The Indonesian curbs, designed to promote local processing, started in January and were upheld in court this month. The ban initially drove prices to a 2 year high in May, before larger-than-expected Philippine exports and slowing Chinese growth reversed the rally.
Citigroup Inc said that it’s still bullish on nickel because the country won’t be able to expand supply much more and a global shortage will emerge.
Futures on the London Metal Exchange, the global benchmark for the metal used to make stainless steel, traded at USD 15,653 a tonne on Monday, from this year’s high of USD 21,625 in May. The price is still 13% higher for the year, making nickel the best performing industrial metal on the LME.
Mr Ramon Adviento, a mining analyst at Maybank ATR Kim Eng Securities in Manila, said that “Everyone will try to max out their permit. The low-hanging fruit has already been harvested even before the ban, so there is probability that the Philippines won’t meet the gap left by Indonesia.”
Citigroup analysts wrote in a December 1st report that while ore exports from the Philippines to China rose 24% to 31.2 million tonne in the first 10 months, some of that came from stockpiles. Volumes probably won’t expand much in 2015 even with more mining. Ore from the Philippines typically has less nickel content than from Indonesia, which was the world’s largest mined producer before the ban.
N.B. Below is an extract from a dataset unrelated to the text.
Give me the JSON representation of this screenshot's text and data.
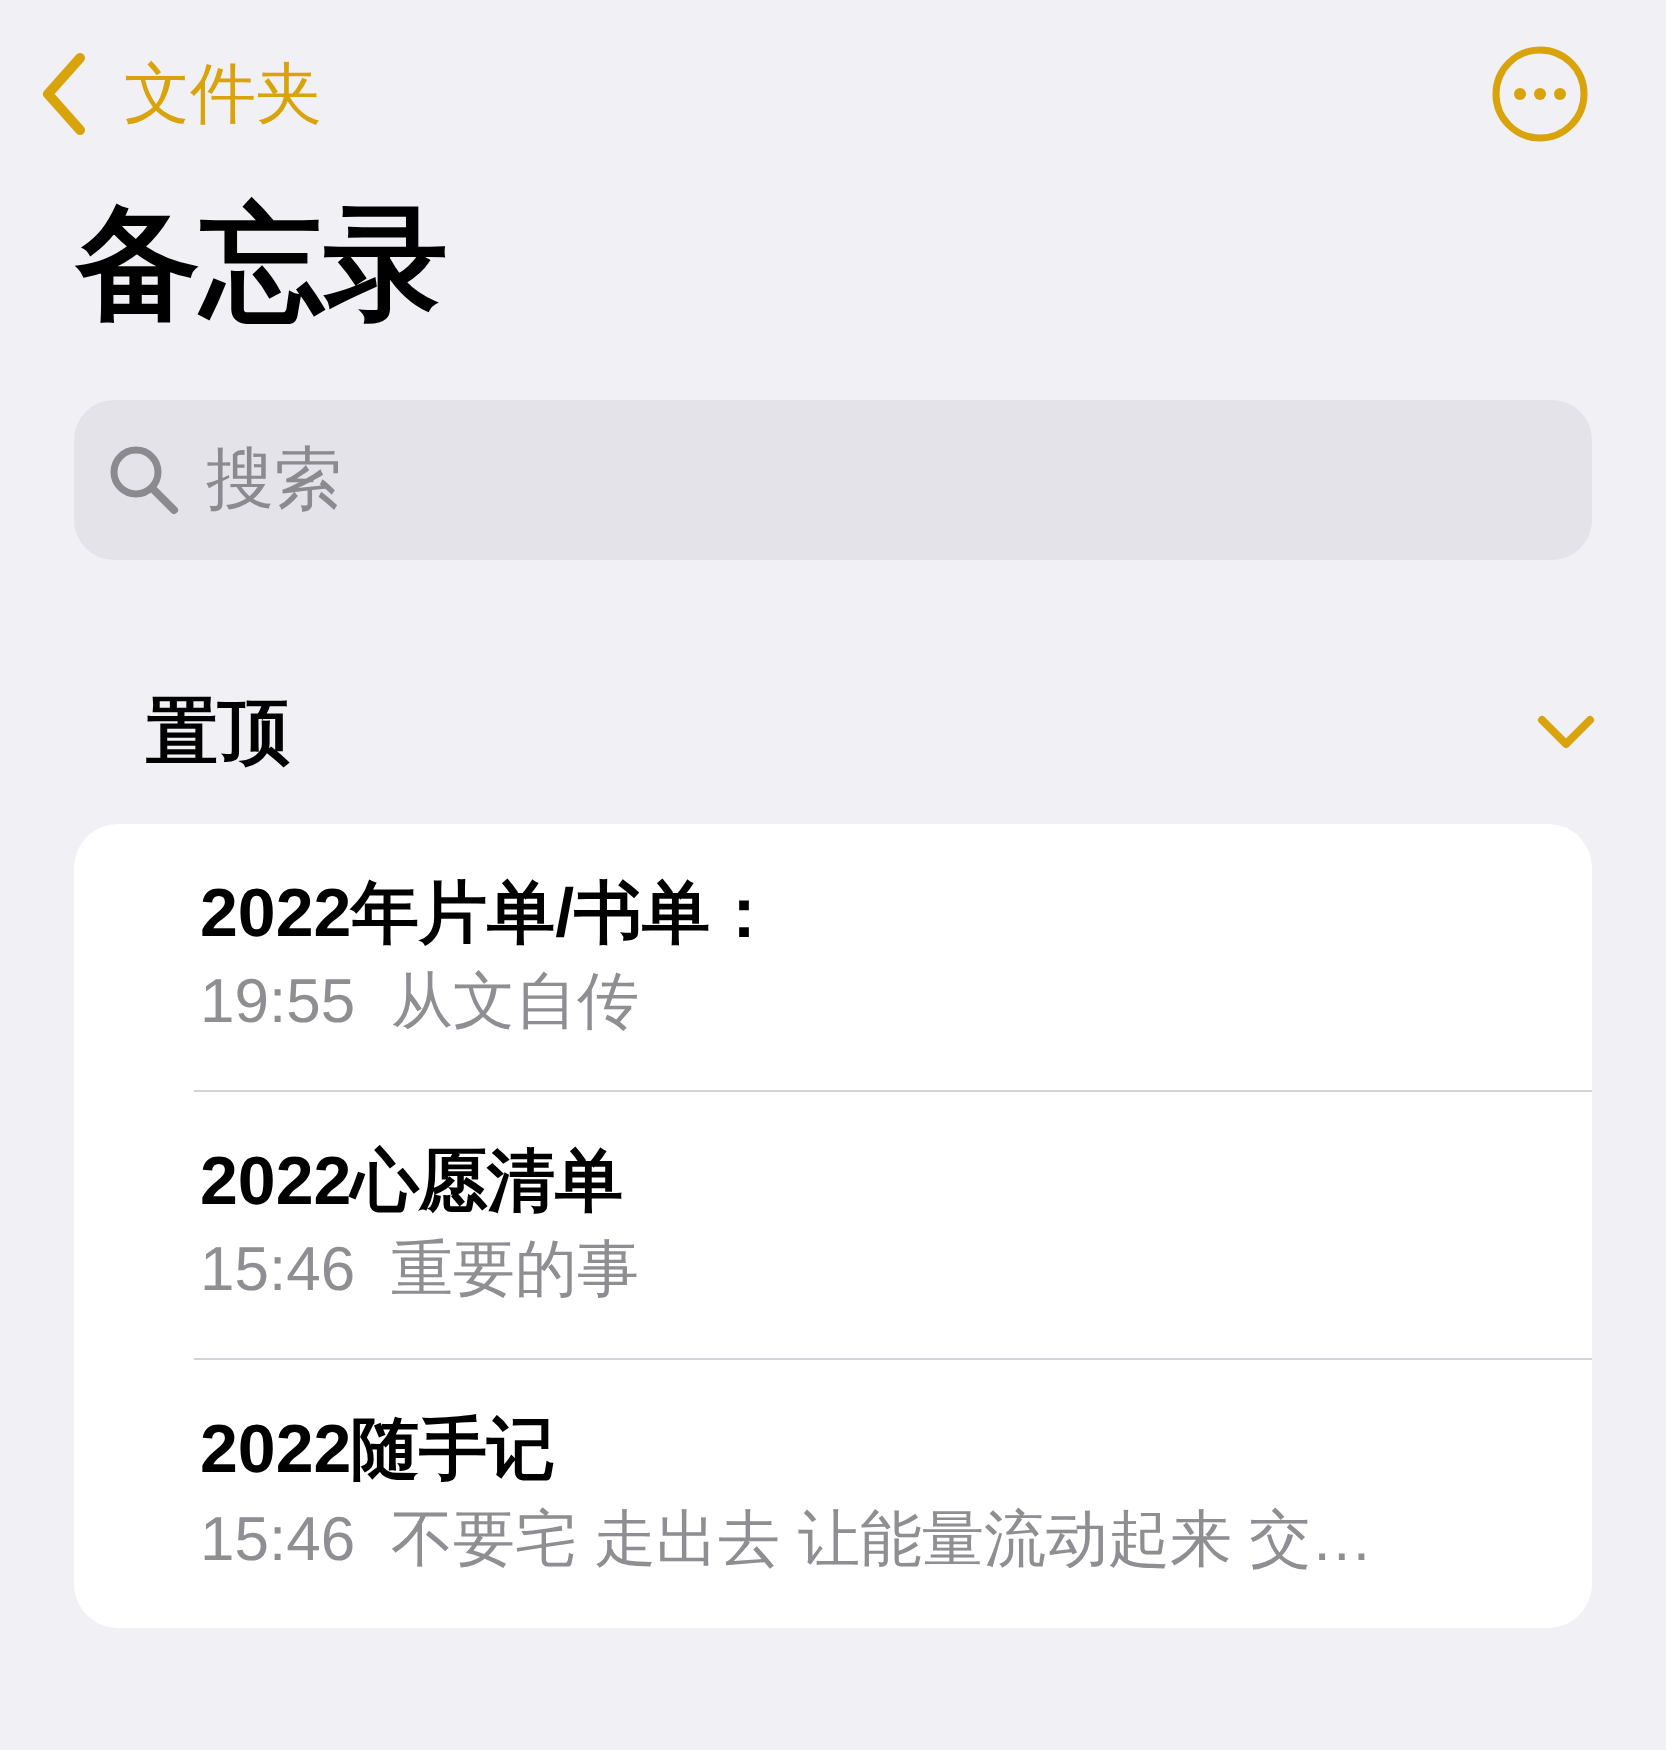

According to Citigroup, which expects prices to average USD 21,625 next year and USD 25,250 in 2016, the global market will swing to a deficit of 62,400 tonne in 2015 from a 25,100 tonne surplus in 2014. Goldman Sachs Group, Inc has a 2015 forecast of USD 17,500, rising to USD 20,000 in 2016 and Morgan Stanley listed nickel this month as its top metals pick for 2015.
The forecasts for supply shortages contrast with gains in global inventories. Those tracked by the LME surged to a record this year, expanding 55% to 406,812 tonne by December 19th.
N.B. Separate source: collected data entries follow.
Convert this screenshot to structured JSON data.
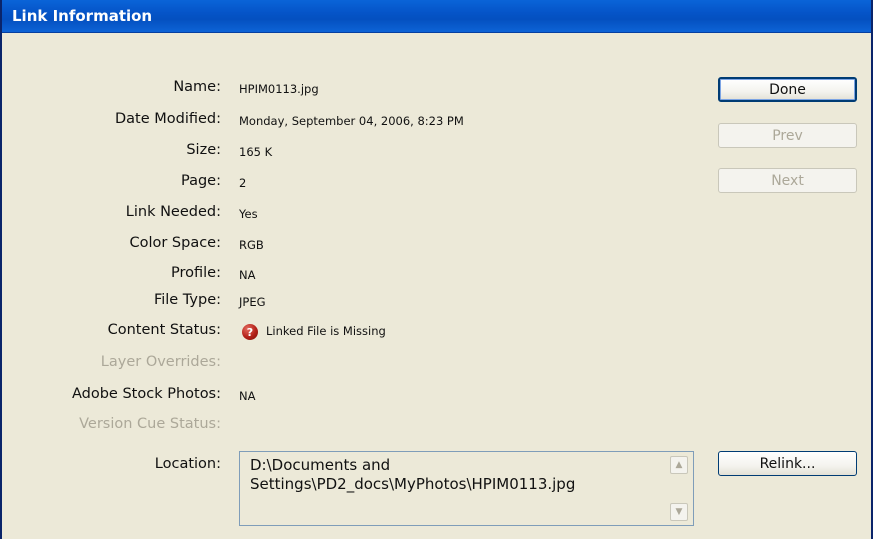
{
  "window": {
    "title": "Link Information"
  },
  "fields": {
    "name": {
      "label": "Name:",
      "value": "HPIM0113.jpg"
    },
    "date_modified": {
      "label": "Date Modified:",
      "value": "Monday, September 04, 2006, 8:23 PM"
    },
    "size": {
      "label": "Size:",
      "value": "165 K"
    },
    "page": {
      "label": "Page:",
      "value": "2"
    },
    "link_needed": {
      "label": "Link Needed:",
      "value": "Yes"
    },
    "color_space": {
      "label": "Color Space:",
      "value": "RGB"
    },
    "profile": {
      "label": "Profile:",
      "value": "NA"
    },
    "file_type": {
      "label": "File Type:",
      "value": "JPEG"
    },
    "content_status": {
      "label": "Content Status:",
      "value": "Linked File is Missing",
      "icon": "missing-link-icon",
      "icon_color": "#b32018"
    },
    "layer_overrides": {
      "label": "Layer Overrides:",
      "value": ""
    },
    "adobe_stock": {
      "label": "Adobe Stock Photos:",
      "value": "NA"
    },
    "version_cue": {
      "label": "Version Cue Status:",
      "value": ""
    },
    "location": {
      "label": "Location:",
      "value": "D:\\Documents and Settings\\PD2_docs\\MyPhotos\\HPIM0113.jpg"
    }
  },
  "buttons": {
    "done": "Done",
    "prev": "Prev",
    "next": "Next",
    "relink": "Relink..."
  },
  "colors": {
    "titlebar": "#0554c8",
    "dialog_bg": "#ece9d8",
    "disabled_text": "#aca899"
  }
}
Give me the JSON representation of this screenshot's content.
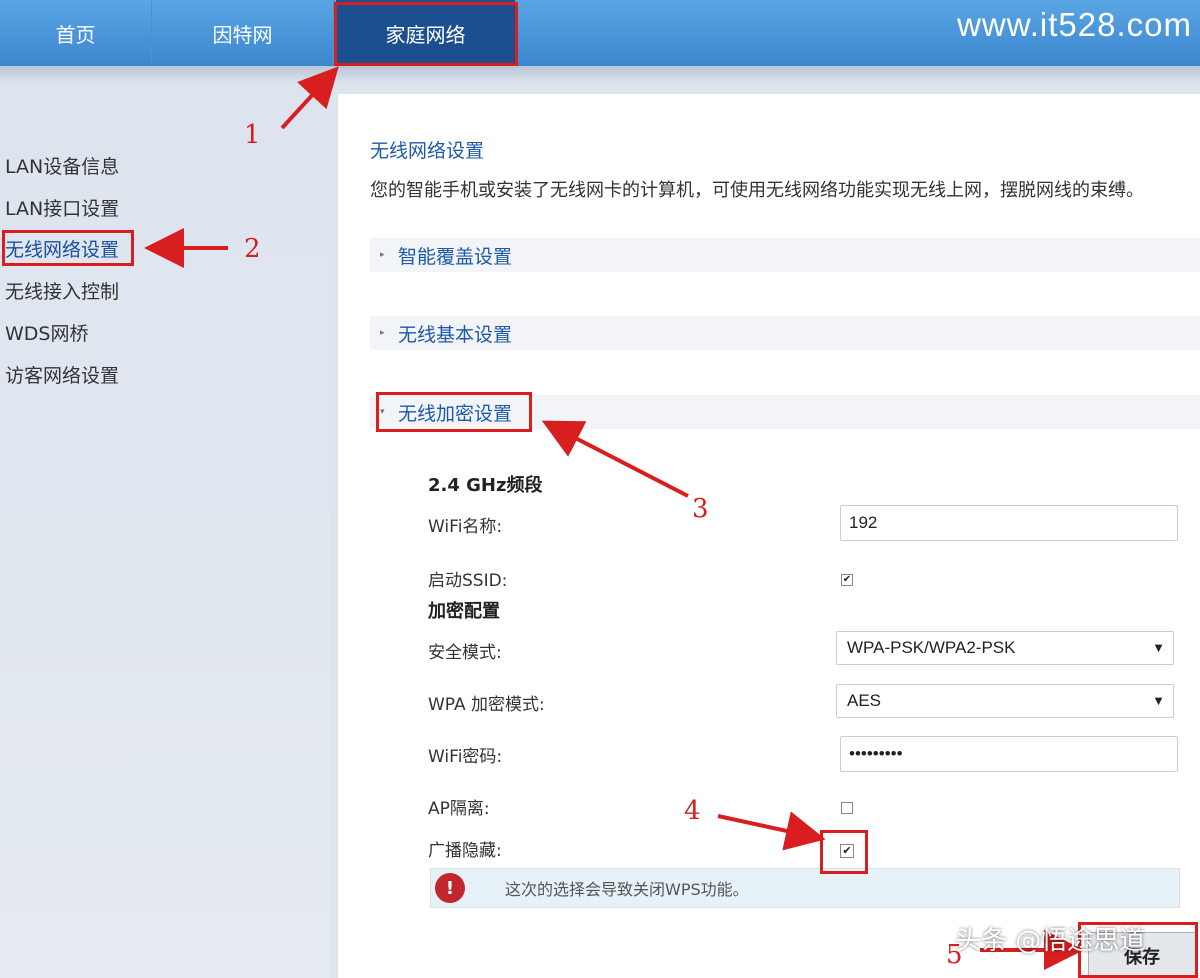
{
  "topnav": {
    "tabs": [
      {
        "label": "首页"
      },
      {
        "label": "因特网"
      },
      {
        "label": "家庭网络"
      }
    ],
    "brand": "www.it528.com"
  },
  "sidebar": {
    "items": [
      {
        "label": "LAN设备信息"
      },
      {
        "label": "LAN接口设置"
      },
      {
        "label": "无线网络设置"
      },
      {
        "label": "无线接入控制"
      },
      {
        "label": "WDS网桥"
      },
      {
        "label": "访客网络设置"
      }
    ]
  },
  "main": {
    "title": "无线网络设置",
    "description": "您的智能手机或安装了无线网卡的计算机，可使用无线网络功能实现无线上网，摆脱网线的束缚。",
    "sections": [
      {
        "label": "智能覆盖设置",
        "caret": "▸"
      },
      {
        "label": "无线基本设置",
        "caret": "▸"
      },
      {
        "label": "无线加密设置",
        "caret": "▾"
      }
    ],
    "form": {
      "band_heading": "2.4 GHz频段",
      "wifi_name_label": "WiFi名称:",
      "wifi_name_value": "192",
      "ssid_label": "启动SSID:",
      "ssid_checked": "✔",
      "encrypt_heading": "加密配置",
      "security_mode_label": "安全模式:",
      "security_mode_value": "WPA-PSK/WPA2-PSK",
      "wpa_mode_label": "WPA 加密模式:",
      "wpa_mode_value": "AES",
      "password_label": "WiFi密码:",
      "password_value": "•••••••••",
      "ap_isolation_label": "AP隔离:",
      "broadcast_hide_label": "广播隐藏:",
      "broadcast_hide_checked": "✔",
      "dropdown_arrow": "▼"
    },
    "warning": {
      "icon": "!",
      "text": "这次的选择会导致关闭WPS功能。"
    },
    "save_label": "保存"
  },
  "annotations": {
    "numbers": [
      "1",
      "2",
      "3",
      "4",
      "5"
    ],
    "color": "#d81e1e"
  },
  "watermark": "头条 @悟途思道"
}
Economic growth in China, the biggest buyer of ore from Southeast Asia and the largest nickel user, is slowing to the weakest since 1990.
Credit Suisse Group AG analysts said in a December 15th report that the Philippines undermined the bullish outlook for nickel, shipping more ore than expected. They cut their 2015 forecast by 21% to USD 17,625, citing in part the 'mighty influx' of metal into LME-monitored warehouses.
Nickel Asia Corporation, the Philippines’s biggest producer, is among those gaining from the ban. Ore sales rose 38% in the 1st nine months, boosting profit more than fourfold to a record. Shares of the company have tripled this year as the Philippine Stock Exchange Index climbed 21%.
Mr Leo Jasareno, director of the Manila-based Mines & Geosciences Bureau, said that more companies are seeking permits,. The office authorized two more nickel mines this year, including one for TVI Pacific Inc pending for about 15 years.
Mr Jasareno said that “If Indonesia’s ban goes on we’ll see more new mines in 5 years. Nickel will be the darling of mining in the next 10 years.”
Mr Defensor said that each of the 4 new mines may produce about 2 million tonne of ore a year. Its Tawi-Tawi project in the Mindanao region may provide as much as three million tons. It can operate year-round, whereas mines in some other areas have to halt for months during the annual rainy season.
He said that “Ore is in demand and there are many aggressive buyers. We’ll keep the machine efficient, so when the ban ends and prices correct, we can still operate.”